Pfarrerin Dagmar Tietsch-Lipski war seit Oktober 1986 in der Johanniskirchengemeinde, heute Lukaskirchengemeinde, tätig. Gleichzeitig wirkte sie langjährig im Leitungsteam des Kirchenkreises An der Ruhr mit: seit 1999 als Skriba und seit 2005 als Assessorin (zweite bzw. erste Stellvertreterin des Superintendenten).
„Bei meiner Verabschiedung habe ich viele gute Wünsche zu meinem ,wohlverdienten‘ Ruhestand gehört“, sagt die Theologin. „Dabei ist Verdienst gar nicht der springende Punkt. Ich blicke vielmehr mit Dankbarkeit auf meine Zeit als Pfarrerin zurück. Ich fühle mich durch viele Erfahrungen beschenkt.“ Im Mittelpunkt ihrer Predigt zum Abschied standen Teile des Galaterbriefs, unter anderem mit dem bekannten Vers „Einer trage des Anderen Last“. Dagmar Tietsch-Lipski: „Anzupacken, dort, wo es nötig ist, und sich auch einmal tragen lassen zu können, das ist mir wichtig.“
Prägend für die Gemeindearbeit zuerst in Johannis und nach der Fusion dann in der Lukaskirchengemeinde waren vor allen die vielen Begegnungen und Gespräche mit Menschen, oft auch die Begleitung beim Abschiednehmen. – Und das wird auch im Ruhestand nicht aufhören, meint Dagmar Tietsch-Lipski. „Pfarrerin ist man halt und bleibt es auch“. Ganz kurzfristig freut sie sich über neue Freiheit im Terminkalender, um „einfach länger mit der Zeitung am Tisch sitzen zu bleiben, oder auch spontan joggen zu gehen, wenn mir danach ist, das ist toll“.
Freiheit, auch von Leitungsausgaben, das genießt die Neu-Ruheständlerin jetzt. Im Kirchenkreis hatte sie sich ausdauernd für eine Neukonzeptionierung eingesetzt und eine entsprechende Steuerungsgruppe geleitet. 2014 hat die Gruppe das Konzept „Evangelisch An der Ruhr“ vorgelegt, das die gemeinde- und einrichtungsübergreifende Zusammenarbeit in den Fokus rückte.
Als Frau in Leitungsfunktionen tätig zu werden, war für Pfarrerin Tietsch-Lipski selbstverständlich – für ihr Umfeld nicht immer. „Im Kreissynodalvorstand des Kirchenkreises waren zu Beginn die männlichen Vertreter in der absoluten Überzahl“, erinnert sie sich.
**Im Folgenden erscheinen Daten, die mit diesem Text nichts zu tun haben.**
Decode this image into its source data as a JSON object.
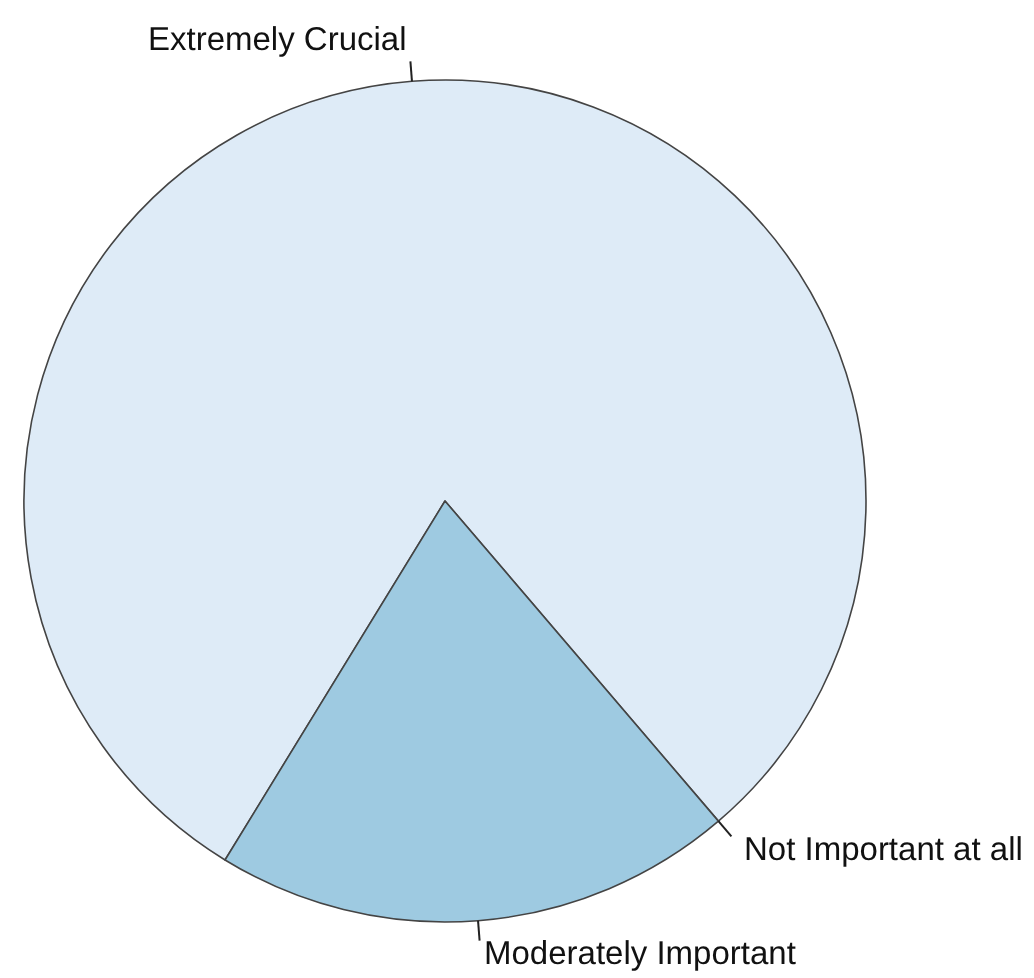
{
  "chart_data": {
    "type": "pie",
    "categories": [
      "Extremely Crucial",
      "Moderately Important",
      "Not Important at all"
    ],
    "values": [
      80,
      20,
      0
    ],
    "colors": [
      "#deebf7",
      "#9ecae1",
      "#3182bd"
    ]
  }
}
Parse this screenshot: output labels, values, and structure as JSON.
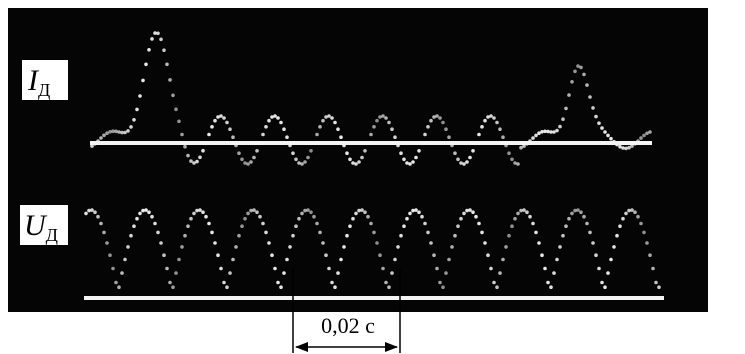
{
  "labels": {
    "current": {
      "symbol": "I",
      "subscript": "Д"
    },
    "voltage": {
      "symbol": "U",
      "subscript": "Д"
    }
  },
  "scale_label": "0,02 с"
}
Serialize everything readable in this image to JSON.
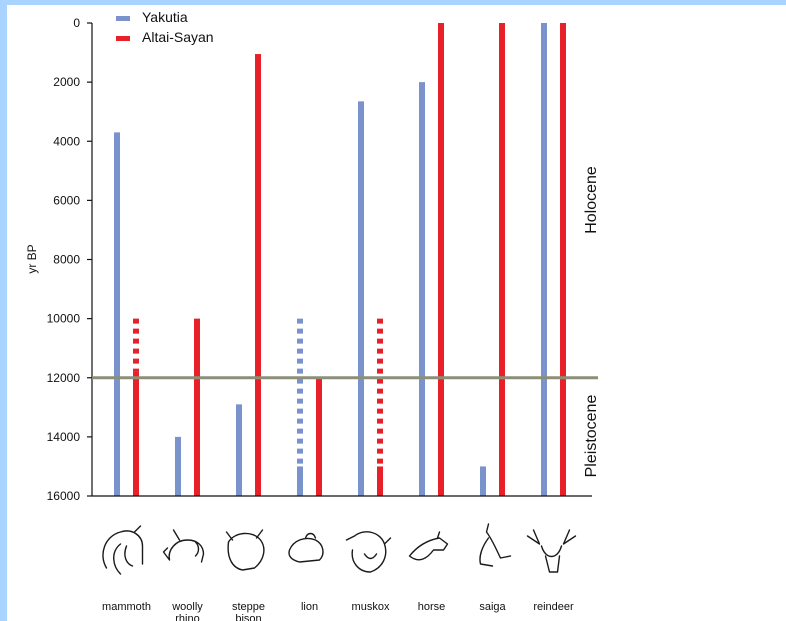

Und auch in der Gemeinde gab es, gerade in den ersten Amtsjahren, Gemeindemitglieder und Presbyter für die die junge Pfarrerin das „Mädchen“ war – das man dann auch so angesprochen hat.
Das hinderte Dagmar Tietsch-Lipski nicht daran, sich für die Dinge einzusetzen, die ihr wichtig sind und bleiben. Fairer Handel und Nachhaltigkeit sind solche Themen. In zwei Arbeitsgemeinschaften der Gemeinde wird sie sich auch im Ruhestand weiter engagieren. „Vielleicht können wir uns ja bald als faire Gemeinde zertifizieren lassen“, blickt sie voraus.
„Ihrer“ Kirche wünscht sie, dass sie sich weiter für Neues öffnet. „Wir brauchen eine positive Kultur des Ausprobierens. Dabei darf man auch ruhig einmal mit Versuchen scheitern.“ Dabei ist Pfarrerin Tietsch-Lipski überzeugt, dass in der Veränderung Chancen liegen: „Wenn man die Bibel ernst nimmt, dann sehen wir uns doch als wanderndes Gottesvolk – da wird immer etwas Neues passieren.“ Als Pfarrerin und auch in ihrem Abschiedsgottesdienst hat Dagmar Tietsch-Lipski Menschen ermutigt, dabei mitzumachen. Nicht zuletzt deshalb gab es für alle Gottesdienstbesucher*innen Grußkarten mit einer aufgedruckten Botschaft von Gott: „Du gehörst zu meinem Team“. „Und in diesem Team bleibe ich auch“, da ist sich Dagmar Tietsch-Lipski sicher.